5. A method for preparing a hair loss prevention and hair growth composition according to any one of claims 1-4, characterized in that, Includes the following steps: S1: Preparation of extracts from Erigeron breviscapus and Eclipta prostrata, including: Take the dried whole plant of *Erigeron breviscapus*, pulverize it, and pass it through a 20-100 mesh sieve. Weigh a certain amount and place it in an extraction container. Add 10-30 times (v / w) of 50-95% ethanol solution, and extract by reflux at 60-80℃ 1-3 times, 1-2 hours each time. Filter the extract, combine the filtrates, and concentrate under reduced pressure at 50-60℃ to recover the ethanol, obtaining a concentrated solution. Further dry the concentrated solution, either by freeze-drying or spray-drying, to obtain *Erigeron breviscapus* extract powder. Take the dried whole herb of Eclipta prostrata, pulverize it, and pass it through a 20-100 mesh sieve. Weigh a certain amount and place it in an extraction container. Add 10-30 times (v / w) of 50-95% ethanol solution, and extract by reflux at 60-80℃ 1-3 times, 1-2 hours each time. Filter the extract, combine the filtrates, and concentrate under reduced pressure at 50-60℃ to recover the ethanol, obtaining a concentrated solution. Further dry the concentrated solution to obtain Eclipta prostrata extract powder. S2: Weigh out GHK-Gu, Erigeron brevis extract and Eclipta prostrata extract according to the formula, mix them, and prepare them with suitable excipients to make a topical hair growth product.

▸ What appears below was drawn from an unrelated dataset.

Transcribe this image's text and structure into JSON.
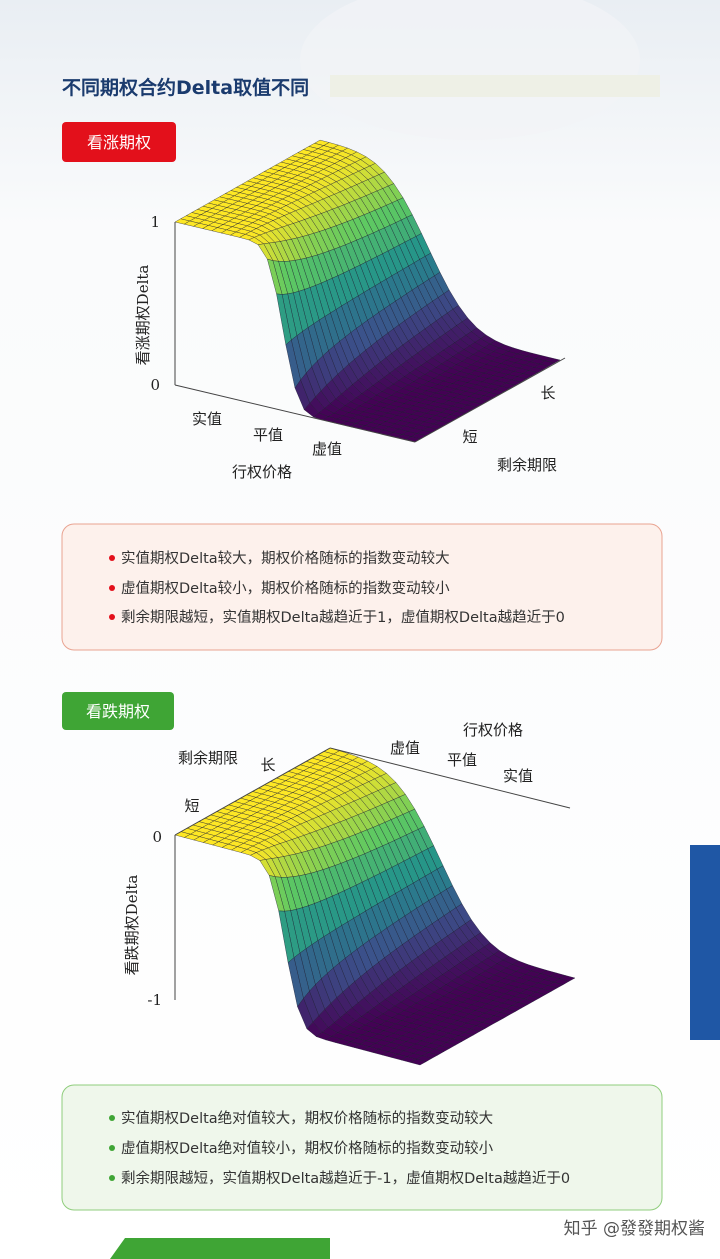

6. The preparation method according to claim 5, characterized in that: The extraction conditions for the extracts of Erigeron breviscapus and Eclipta prostrata are as follows: using 50-95% ethanol solution, a material-to-liquid ratio of 1:10-30, an extraction temperature of 60-80℃, extraction 1-3 times, and extraction for 1-2 hours each time.

7. The preparation method according to claim 5, characterized in that, The total concentration of active ingredients in the topical hair growth product is 0.1 wt%-8 wt%.

8. The use of the hair growth promoting composition according to any one of claims 1-4 in the preparation of a topical hair growth product, wherein the hair growth product has at least one of the following functions: (a) Inhibits 5α-reductase activity, reducing dihydrotestosterone production; (b) Promotes the proliferation of dermal papilla cells and the expression of vascular endothelial growth factor; (c) Activates tyrosinase, promotes melanin production in hair, and improves hair color; (d) Promotes the transformation of hair follicles from the resting phase to the growth phase, increasing hair density and diameter.

9. The application as described in claim 8, characterized in that: The topical hair growth product is any one of the following: hair growth liquid, shampoo, gel, serum, conditioner, and scalp care mask.